Extract data from mirrored website (Start URL not valid)

bret · December 21, 2018, 10:14am

Start URL not a valid URL

Url: file:///C:/My%20Web%20Sites/example/example.com/browse/index.html

When I open this url in my Chrome browser it works. I downloaded / mirrored the website and can browse it offline using HTTrack. Now I would like to run Webscraper.io and extract specific data points from each page.

However, when trying to launch webscraper it gives me the following error: The start URL is not a valid URL

is there a way to scrape locally mirrored websites using webscraper?

bret · December 24, 2018, 8:37am

Does anyone know how to solve this issue? Thank you in advance!
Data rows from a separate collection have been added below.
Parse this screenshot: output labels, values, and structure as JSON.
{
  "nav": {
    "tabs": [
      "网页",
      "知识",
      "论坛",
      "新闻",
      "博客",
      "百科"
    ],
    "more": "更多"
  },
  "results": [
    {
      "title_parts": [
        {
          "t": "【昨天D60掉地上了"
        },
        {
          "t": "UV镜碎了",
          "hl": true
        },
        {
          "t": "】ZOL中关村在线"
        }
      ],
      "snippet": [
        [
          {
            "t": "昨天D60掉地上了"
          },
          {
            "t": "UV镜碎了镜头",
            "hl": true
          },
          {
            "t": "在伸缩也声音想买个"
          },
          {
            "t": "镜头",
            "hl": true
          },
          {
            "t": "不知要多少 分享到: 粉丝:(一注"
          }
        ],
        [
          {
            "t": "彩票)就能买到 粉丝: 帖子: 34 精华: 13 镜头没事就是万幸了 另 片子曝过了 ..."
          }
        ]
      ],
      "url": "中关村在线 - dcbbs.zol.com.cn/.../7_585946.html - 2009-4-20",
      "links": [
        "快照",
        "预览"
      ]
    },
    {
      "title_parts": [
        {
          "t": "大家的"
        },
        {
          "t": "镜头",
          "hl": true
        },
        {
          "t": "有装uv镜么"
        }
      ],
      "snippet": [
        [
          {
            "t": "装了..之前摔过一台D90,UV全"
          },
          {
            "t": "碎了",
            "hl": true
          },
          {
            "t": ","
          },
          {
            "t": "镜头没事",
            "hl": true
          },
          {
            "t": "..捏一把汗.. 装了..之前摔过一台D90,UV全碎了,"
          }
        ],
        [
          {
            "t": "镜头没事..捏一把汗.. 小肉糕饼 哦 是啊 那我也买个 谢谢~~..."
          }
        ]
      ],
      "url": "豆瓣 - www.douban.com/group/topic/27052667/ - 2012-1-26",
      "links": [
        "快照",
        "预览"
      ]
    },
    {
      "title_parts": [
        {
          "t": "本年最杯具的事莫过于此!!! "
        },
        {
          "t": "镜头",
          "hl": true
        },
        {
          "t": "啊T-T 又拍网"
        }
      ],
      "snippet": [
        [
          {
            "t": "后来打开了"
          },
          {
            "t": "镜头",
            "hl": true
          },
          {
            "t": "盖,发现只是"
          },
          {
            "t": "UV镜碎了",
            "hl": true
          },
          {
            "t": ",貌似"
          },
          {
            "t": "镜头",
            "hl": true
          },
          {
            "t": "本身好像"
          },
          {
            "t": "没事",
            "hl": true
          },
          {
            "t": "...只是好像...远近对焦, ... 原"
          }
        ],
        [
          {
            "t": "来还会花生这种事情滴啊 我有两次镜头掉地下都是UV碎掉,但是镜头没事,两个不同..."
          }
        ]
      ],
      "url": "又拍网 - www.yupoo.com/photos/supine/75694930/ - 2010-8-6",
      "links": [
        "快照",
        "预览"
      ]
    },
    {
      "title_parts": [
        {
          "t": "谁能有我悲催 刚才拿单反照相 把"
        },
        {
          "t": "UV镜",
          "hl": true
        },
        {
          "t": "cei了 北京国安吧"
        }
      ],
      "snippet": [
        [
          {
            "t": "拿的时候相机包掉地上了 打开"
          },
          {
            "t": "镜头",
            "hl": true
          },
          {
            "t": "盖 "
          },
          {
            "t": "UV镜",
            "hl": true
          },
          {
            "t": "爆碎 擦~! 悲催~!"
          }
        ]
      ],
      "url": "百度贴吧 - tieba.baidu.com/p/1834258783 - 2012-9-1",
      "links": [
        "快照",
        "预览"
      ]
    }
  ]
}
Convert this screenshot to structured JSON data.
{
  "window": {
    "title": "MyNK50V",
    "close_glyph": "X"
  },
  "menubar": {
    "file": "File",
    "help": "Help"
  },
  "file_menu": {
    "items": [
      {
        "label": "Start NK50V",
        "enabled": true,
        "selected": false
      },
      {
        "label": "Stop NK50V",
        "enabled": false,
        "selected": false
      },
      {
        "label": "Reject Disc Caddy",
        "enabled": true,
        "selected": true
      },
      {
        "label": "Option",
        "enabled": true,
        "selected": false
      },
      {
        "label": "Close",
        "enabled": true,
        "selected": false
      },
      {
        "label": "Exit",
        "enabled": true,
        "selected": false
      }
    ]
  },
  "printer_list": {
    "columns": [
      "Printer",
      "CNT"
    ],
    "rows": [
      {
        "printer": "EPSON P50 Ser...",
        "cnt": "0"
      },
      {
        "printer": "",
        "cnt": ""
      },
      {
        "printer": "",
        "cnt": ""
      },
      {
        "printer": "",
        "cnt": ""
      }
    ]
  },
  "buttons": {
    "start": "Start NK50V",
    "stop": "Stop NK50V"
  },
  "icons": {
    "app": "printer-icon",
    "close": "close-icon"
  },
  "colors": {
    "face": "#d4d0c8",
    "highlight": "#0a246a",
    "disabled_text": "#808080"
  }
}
youring · December 24, 2018, 9:41am

I think firing up a local wamp server would help

bret · December 24, 2018, 9:54am

It is not my website. I can't download the database to run wamp. Using Httrack I can download the html on every page which contains the required information.

My problem why I am not just using webscraper on the live website is that the server limits the number of pages one IP can visit in a certain time period. This is why I wanted to scrape the website locally after downloading it with HTTrack to circumvent the IP block.

Thank you in advance

youring · December 24, 2018, 1:09pm

I mean to setup http://localhost/ links to let web scraper recognize as a valid URL.
Everything has a http server which you can simply start with.

leemeng · August 28, 2019, 4:51pm

WS currently does not recognize file:///C:/ type links, even though Chrome does. You can either run your own web server on your own machine, or upload the html files to an external web host.

Previously I had used SimpleServer from AnalogX for local hosting.